The inductees are: Thomas Boyer, founder of Micro Images; the late W.C. “Buddy” Coleman Jr., former chairman of the board and chief executive of Coleman Dairy; William Cravens, a certified public accountant; and Frank Fletcher Jr., chairman of the board and chief executive officer of the Frank Fletcher Companies.

The inductees will join the58 members of the Arkansas Business Hall of Fame, which is selected by the Sam. M. Walton College of Business at the University of Arkansas at Fayetteville and the Hall of Fame’s board of directors.

The 15th annual induction ceremony begins at 6:45 p.m.

Boyer of Amarillo, Texas, founded Micro Images, a Kodak Document Imaging Systems broker, in 1989. He started the company after retiring from Eastman Kodak Co., where he was a sales manager.

Boyer, 72, graduated from the University of Arkansas, where he studied business, in 1964. He was vice chairman of the University of Arkansas Foundation board of directors and chairman of the Walton College’s Dean’s Executive Advisory Board from 2003 to 2008.

Coleman, who died in 2011 at age 83, expanded his family’s Little Rock dairy farm into a statewide business. He became president of Coleman Dairy Inc. in 1964 and, in 1971, he was named chairman of the board and chief executive officer of the company.

Coleman served as president of the Quality Chekd Dairy Products Association, the Southern Association of Dairy Food Manufacturers and the Arkansas Dairy Products Association.

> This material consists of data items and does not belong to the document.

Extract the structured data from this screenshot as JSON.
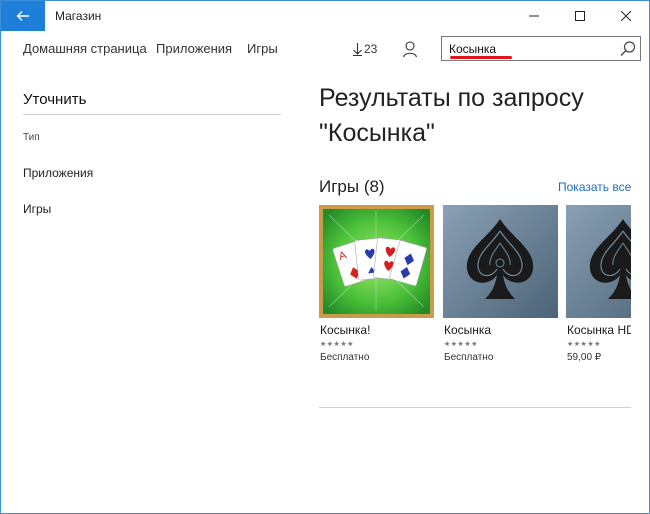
{
  "window": {
    "title": "Магазин",
    "accent": "#1e7fd8"
  },
  "nav": {
    "home": "Домашняя страница",
    "apps": "Приложения",
    "games": "Игры",
    "downloads_count": "23"
  },
  "search": {
    "value": "Косынка"
  },
  "sidebar": {
    "title": "Уточнить",
    "type_label": "Тип",
    "filters": [
      "Приложения",
      "Игры"
    ]
  },
  "results": {
    "title": "Результаты по запросу \"Косынка\"",
    "section_title": "Игры (8)",
    "show_all": "Показать все",
    "items": [
      {
        "name": "Косынка!",
        "stars": "★★★★★",
        "price": "Бесплатно",
        "icon": "solitaire-cards-icon"
      },
      {
        "name": "Косынка",
        "stars": "★★★★★",
        "price": "Бесплатно",
        "icon": "spade-icon"
      },
      {
        "name": "Косынка HD",
        "stars": "★★★★★",
        "price": "59,00 ₽",
        "icon": "spade-icon"
      }
    ]
  }
}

He was also a member of the National Dairy Council and the Governor’s Advisory Committee to the Arkansas Grade “A” Milk Program.

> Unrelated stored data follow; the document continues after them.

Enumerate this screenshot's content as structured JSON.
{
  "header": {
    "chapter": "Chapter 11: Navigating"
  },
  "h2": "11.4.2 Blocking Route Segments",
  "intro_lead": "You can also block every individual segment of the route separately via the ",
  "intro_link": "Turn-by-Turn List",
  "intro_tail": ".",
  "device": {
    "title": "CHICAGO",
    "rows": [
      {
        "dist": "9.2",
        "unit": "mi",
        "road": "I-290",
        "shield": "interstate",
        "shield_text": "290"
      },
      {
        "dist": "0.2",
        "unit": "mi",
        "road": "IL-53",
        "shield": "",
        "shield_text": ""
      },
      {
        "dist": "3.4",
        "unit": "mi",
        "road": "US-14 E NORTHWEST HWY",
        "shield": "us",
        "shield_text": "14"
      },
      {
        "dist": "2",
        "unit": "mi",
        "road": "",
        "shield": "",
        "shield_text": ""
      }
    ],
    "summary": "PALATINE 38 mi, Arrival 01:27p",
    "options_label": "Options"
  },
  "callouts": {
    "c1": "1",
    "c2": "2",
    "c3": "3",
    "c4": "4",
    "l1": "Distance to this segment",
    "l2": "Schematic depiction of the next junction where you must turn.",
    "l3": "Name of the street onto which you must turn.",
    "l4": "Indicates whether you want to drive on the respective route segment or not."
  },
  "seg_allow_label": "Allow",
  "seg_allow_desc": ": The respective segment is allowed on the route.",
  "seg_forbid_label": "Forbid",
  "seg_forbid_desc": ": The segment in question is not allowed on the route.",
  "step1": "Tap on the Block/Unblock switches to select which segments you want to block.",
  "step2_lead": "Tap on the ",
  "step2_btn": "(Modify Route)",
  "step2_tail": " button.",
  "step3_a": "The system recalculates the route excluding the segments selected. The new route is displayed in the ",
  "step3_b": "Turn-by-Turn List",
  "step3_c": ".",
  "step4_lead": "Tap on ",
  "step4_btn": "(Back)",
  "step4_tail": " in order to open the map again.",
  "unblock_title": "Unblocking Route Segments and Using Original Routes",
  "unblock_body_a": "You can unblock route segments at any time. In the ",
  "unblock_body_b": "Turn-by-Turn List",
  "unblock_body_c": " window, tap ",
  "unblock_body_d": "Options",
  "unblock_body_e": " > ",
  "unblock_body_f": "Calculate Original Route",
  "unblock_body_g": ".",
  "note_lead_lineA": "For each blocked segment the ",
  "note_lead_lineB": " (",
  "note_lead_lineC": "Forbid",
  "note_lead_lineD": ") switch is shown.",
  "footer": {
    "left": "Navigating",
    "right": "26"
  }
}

Cravens, 78, joined General Electric in 1956 after graduating from the University of Arkansas. He then became a public accountant and partner for Russell Brown & Co. in Little Rock in 1962.

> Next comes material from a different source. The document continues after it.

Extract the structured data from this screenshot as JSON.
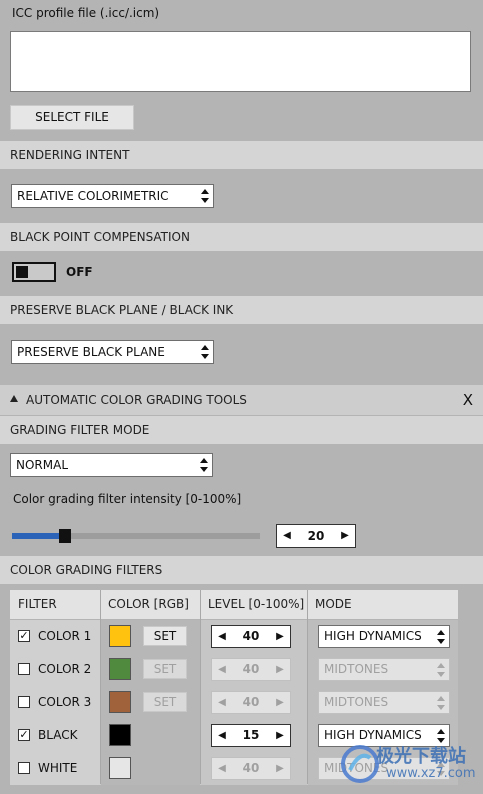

In 1976, Cravens became president and chief executive officer of the First National Bank in Little Rock and director of the Oaklawn Jockey Club. He worked as vice chairman and chairman of Alltel subsidiary Alltel Information Systems from 1994 to 2001.

Fletcher, 70, started Cheyenne/Silverwood Industries, a manufacturer of lamps and distributor of bar stools. He expanded manufacturing into Taiwan and China before selling the company in December 2010.

A graduate from the University of Arkansas, Fletcher is chairman and chief executive officer of Frank Fletcher Co. in North Little Rock. The holding company has interests in 13 auto dealerships, commercial real estate, a hotel, three restaurants and a retail furrier.